Overall: expensive medication with possible clinical benefit. Long term will add to Gileads portfolio but seems somewhat ‘priced in’ at this point. Speculative play against COVID19 only.

[ Remdisivir: Could have limited benefit, but absolutely not a silver bullet for COVID-19 even in the most rosy of speculations. ]

(+) Tocilizumab (Chugai, La Roche/RHHBY): An IL-6 blocker, one of the important co-factors in the cytokine storm which is likely the factor that kills people. IL-6 is something cells release to tell the body to ‘release the bombs’ which can unfortunately end up killing a patient before the virus can be cleared by said bomb. Limiting its potential upside is the fact that it’s immunosuppressive and we don’t have a lot of long term data on how COVID-19 interacts with immunosuppressed people. I have become less bullish on this from my previous post given production constraints and cost of the medication (to produce and deliver)

Overall: expensive medication with likely clinical/mortality benefit but severely limited by production constraints. Limited background market outside COVID19.

(+) Sarlimumab (Sanofi/SNY, Regeneron/REGN): Similar to tocilizumab, also an IL-6 blocker.

Overall: expensive medication with likely clinical benefit but almost too expensive and hard to produce to really make a big impact. (like tocilizumab)

[IL-6 blockers: Could be beneficial, but limited by production constraints and costs, baseline limited market outside COVID-19]

(++++) IVIG (Grifols/GRFS, CSL Behring AG/CSLLY, Baxter/BAX): This is other people’s plasma. Like vaccinating someone else, pulling out the antibodies they made against the virus, and injecting them into someone else. At baseline has a good market (CAGR ~7.6% estimated over the next 4-5 years prior to covid) for multiple sclerosis and other autoimmune disorders that ‘flair’. The theory being that injecting other peoples premade antibodies to the virus will kill the virus in a targeted way while also mitigating the immune reaction and keeping your body from killing itself. Personally I’m extremely bullish on this and Grifols in particular as that is the product most hospitals seem to use around my area. CSL Behring also has a reported subcutaneous formulation which could keep people out of the hospital for infusions, limiting exposure/spread of virus as well.

Mechanistically this is the closest thing to a vaccine we can have short of the vaccine itself. It is less promising than a vaccine because its time/labor intensive to collect (you have to suck out other peoples blood) and doesn’t stop the spread of the disease, unfortunately, but can be useful to stop people dying from it.
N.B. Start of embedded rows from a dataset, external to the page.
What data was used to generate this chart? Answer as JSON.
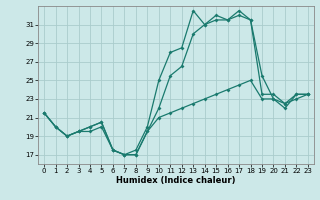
{
  "xlabel": "Humidex (Indice chaleur)",
  "bg_color": "#cce8e8",
  "grid_color": "#aacccc",
  "line_color": "#1a7a6e",
  "xlim": [
    -0.5,
    23.5
  ],
  "ylim": [
    16.0,
    33.0
  ],
  "yticks": [
    17,
    19,
    21,
    23,
    25,
    27,
    29,
    31
  ],
  "xticks": [
    0,
    1,
    2,
    3,
    4,
    5,
    6,
    7,
    8,
    9,
    10,
    11,
    12,
    13,
    14,
    15,
    16,
    17,
    18,
    19,
    20,
    21,
    22,
    23
  ],
  "series1_x": [
    0,
    1,
    2,
    3,
    4,
    5,
    6,
    7,
    8,
    9,
    10,
    11,
    12,
    13,
    14,
    15,
    16,
    17,
    18,
    19,
    20,
    21,
    22,
    23
  ],
  "series1_y": [
    21.5,
    20.0,
    19.0,
    19.5,
    19.5,
    20.0,
    17.5,
    17.0,
    17.0,
    19.5,
    21.0,
    21.5,
    22.0,
    22.5,
    23.0,
    23.5,
    24.0,
    24.5,
    25.0,
    23.0,
    23.0,
    22.5,
    23.5,
    23.5
  ],
  "series2_x": [
    0,
    1,
    2,
    3,
    4,
    5,
    6,
    7,
    8,
    9,
    10,
    11,
    12,
    13,
    14,
    15,
    16,
    17,
    18,
    19,
    20,
    21,
    22,
    23
  ],
  "series2_y": [
    21.5,
    20.0,
    19.0,
    19.5,
    20.0,
    20.5,
    17.5,
    17.0,
    17.5,
    20.0,
    25.0,
    28.0,
    28.5,
    32.5,
    31.0,
    31.5,
    31.5,
    32.5,
    31.5,
    23.5,
    23.5,
    22.5,
    23.0,
    23.5
  ],
  "series3_x": [
    0,
    1,
    2,
    3,
    4,
    5,
    6,
    7,
    8,
    9,
    10,
    11,
    12,
    13,
    14,
    15,
    16,
    17,
    18,
    19,
    20,
    21,
    22,
    23
  ],
  "series3_y": [
    21.5,
    20.0,
    19.0,
    19.5,
    20.0,
    20.5,
    17.5,
    17.0,
    17.0,
    19.5,
    22.0,
    25.5,
    26.5,
    30.0,
    31.0,
    32.0,
    31.5,
    32.0,
    31.5,
    25.5,
    23.0,
    22.0,
    23.5,
    23.5
  ]
}
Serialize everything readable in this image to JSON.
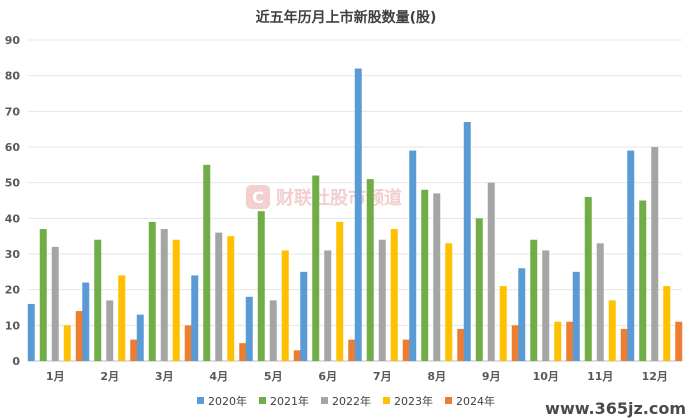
{
  "chart_data": {
    "type": "bar",
    "title": "近五年历月上市新股数量(股)",
    "categories": [
      "1月",
      "2月",
      "3月",
      "4月",
      "5月",
      "6月",
      "7月",
      "8月",
      "9月",
      "10月",
      "11月",
      "12月"
    ],
    "ylim": [
      0,
      90
    ],
    "yticks": [
      0,
      10,
      20,
      30,
      40,
      50,
      60,
      70,
      80,
      90
    ],
    "grid": true,
    "legend_position": "bottom",
    "series": [
      {
        "name": "2020年",
        "color": "#5b9bd5",
        "values": [
          16,
          22,
          13,
          24,
          18,
          25,
          82,
          59,
          67,
          26,
          25,
          59
        ]
      },
      {
        "name": "2021年",
        "color": "#70ad47",
        "values": [
          37,
          34,
          39,
          55,
          42,
          52,
          51,
          48,
          40,
          34,
          46,
          45
        ]
      },
      {
        "name": "2022年",
        "color": "#a5a5a5",
        "values": [
          32,
          17,
          37,
          36,
          17,
          31,
          34,
          47,
          50,
          31,
          33,
          60
        ]
      },
      {
        "name": "2023年",
        "color": "#ffc000",
        "values": [
          10,
          24,
          34,
          35,
          31,
          39,
          37,
          33,
          21,
          11,
          17,
          21
        ]
      },
      {
        "name": "2024年",
        "color": "#ed7d31",
        "values": [
          14,
          6,
          10,
          5,
          3,
          6,
          6,
          9,
          10,
          11,
          9,
          11
        ]
      }
    ]
  },
  "watermark": {
    "text": "财联社股市频道",
    "icon_letter": "C"
  },
  "footer_watermark": "www.365jz.com"
}
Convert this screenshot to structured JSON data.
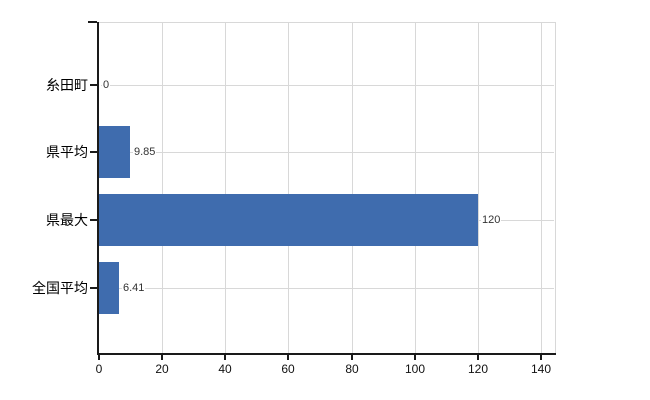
{
  "chart_data": {
    "type": "bar",
    "orientation": "horizontal",
    "title": "",
    "xlabel": "",
    "ylabel": "",
    "categories": [
      "糸田町",
      "県平均",
      "県最大",
      "全国平均"
    ],
    "values": [
      0,
      9.85,
      120,
      6.41
    ],
    "value_labels": [
      "0",
      "9.85",
      "120",
      "6.41"
    ],
    "x_ticks": [
      0,
      20,
      40,
      60,
      80,
      100,
      120,
      140
    ],
    "x_tick_labels": [
      "0",
      "20",
      "40",
      "60",
      "80",
      "100",
      "120",
      "140"
    ],
    "xlim": [
      0,
      140
    ],
    "grid": true,
    "legend": false,
    "colors": {
      "bar": "#3F6CAE",
      "axis": "#1A1A1A",
      "grid": "#D8D8D8",
      "value_text": "#333333",
      "label_text": "#000000",
      "background": "#FFFFFF"
    }
  }
}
Overall: Involved process of colelction with baseline shortage (mitigated by the fact that people donate more plasma during economic downturns, the financial crisis of 2008 was associated with an oversupply of plasma). Likely to have a large clinical benefit (From a clinical and mechanistic standpoints) and may become a mainstay of ICU treatment prior to more directed therapies/vaccines. Has a baseline market (other disorders) that will only increase in the background long term. Safety of a stable market/demand with upside as a massive treatment for COVID-19, and easing of a previous shortage due to increased plasma donation as well as a future market growth.
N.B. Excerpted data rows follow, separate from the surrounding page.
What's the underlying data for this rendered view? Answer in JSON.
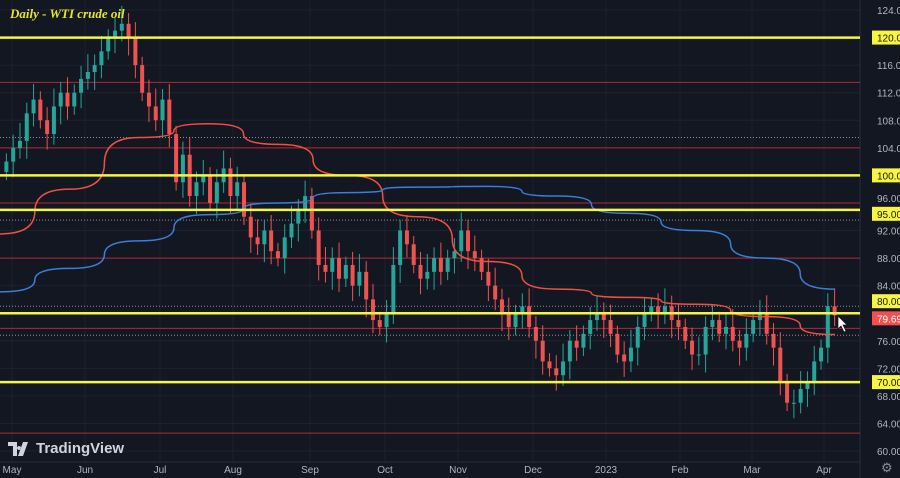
{
  "title": "Daily - WTI crude oil",
  "brand": "TradingView",
  "colors": {
    "background": "#131722",
    "up": "#26a69a",
    "down": "#ef5350",
    "support_resistance": "#f5f542",
    "minor_level": "#b22833",
    "ma_red": "#f05040",
    "ma_blue": "#3a7fd8",
    "last_price": "#f05050"
  },
  "chart_data": {
    "type": "candlestick",
    "title": "Daily - WTI crude oil",
    "ylim": [
      58.5,
      125.5
    ],
    "y_ticks": [
      "124.00",
      "116.00",
      "112.00",
      "108.00",
      "104.00",
      "96.00",
      "92.00",
      "88.00",
      "84.00",
      "76.00",
      "72.00",
      "68.00",
      "64.00",
      "60.00"
    ],
    "x_ticks": [
      "May",
      "Jun",
      "Jul",
      "Aug",
      "Sep",
      "Oct",
      "Nov",
      "Dec",
      "2023",
      "Feb",
      "Mar",
      "Apr"
    ],
    "close": [
      102,
      104,
      105,
      109,
      111,
      108,
      106,
      110,
      112,
      110,
      112,
      114,
      115,
      116,
      118,
      120,
      121,
      122,
      120,
      116,
      112,
      110,
      108,
      111,
      106,
      99,
      103,
      97,
      99,
      100,
      96,
      99,
      101,
      97,
      99,
      94,
      91,
      90,
      92,
      89,
      88,
      91,
      93,
      95,
      97,
      92,
      87,
      86,
      88,
      85,
      87,
      84,
      86,
      82,
      79,
      78,
      80,
      87,
      92,
      90,
      87,
      85,
      86,
      88,
      86,
      88,
      89,
      92,
      89,
      88,
      86,
      84,
      82,
      80,
      78,
      80,
      81,
      78,
      76,
      73,
      72,
      71,
      73,
      76,
      75,
      77,
      79,
      80,
      79,
      77,
      74,
      73,
      75,
      78,
      80,
      81,
      80,
      81,
      79,
      78,
      76,
      74,
      74,
      78,
      79,
      77,
      78,
      76,
      75,
      77,
      79,
      80,
      77,
      75,
      70,
      67,
      67,
      69,
      70,
      73,
      75,
      81,
      79.69
    ],
    "moving_averages": [
      {
        "color": "#f05040",
        "values": [
          91.5,
          98,
          105.5,
          107.5,
          104.5,
          100,
          94,
          87.5,
          83.5,
          82.3,
          81.3,
          79.5,
          76.9
        ]
      },
      {
        "color": "#3a7fd8",
        "values": [
          83.1,
          86.5,
          90.5,
          94.3,
          96,
          97.5,
          98.3,
          98.4,
          97,
          94.5,
          92,
          88,
          83.5
        ]
      }
    ],
    "levels_major": [
      {
        "price": 120,
        "label": "120.00"
      },
      {
        "price": 100,
        "label": "100.00"
      },
      {
        "price": 95,
        "label": "95.00"
      },
      {
        "price": 80,
        "label": "80.00"
      },
      {
        "price": 70,
        "label": "70.00"
      }
    ],
    "levels_minor": [
      113.5,
      104,
      96,
      88,
      77.8,
      62.6
    ],
    "levels_dotted": [
      105.5,
      93.5,
      81,
      76.8
    ],
    "last_price": {
      "price": 79.69,
      "label": "79.69"
    }
  }
}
[ In my opinion the safest long term bet with also the highest upside of clinical benefit to patients short of a vaccine. You get the benefits of a good baseline market that requires repeat doses over their lifetime (multiple sclerosis, other autoimmune diseases), plus you have the upside of increased revenue streams from COVID-19 associated treatment, and you turn from a shortage constrained market to healthy supply of market as people rush to give up their plasma for an extra $500/month in their pocket, in which the company turns around and sells said plasma to the hospital for $10,000]

(++++) Vaccine: A vaccine is the ultimate treatment, unfortunately there’s no way to pick which company will be most successful. I expect the first vaccines to not be very effective. All this to say, picking a vaccine company is impossible at this point with the available literature base currently. You could try to assemble all of the companies working on a vaccine that have a separately good pipeline to try to play the eventual massive swing when a vaccine is announced and limit downside when it’s not the company you picked.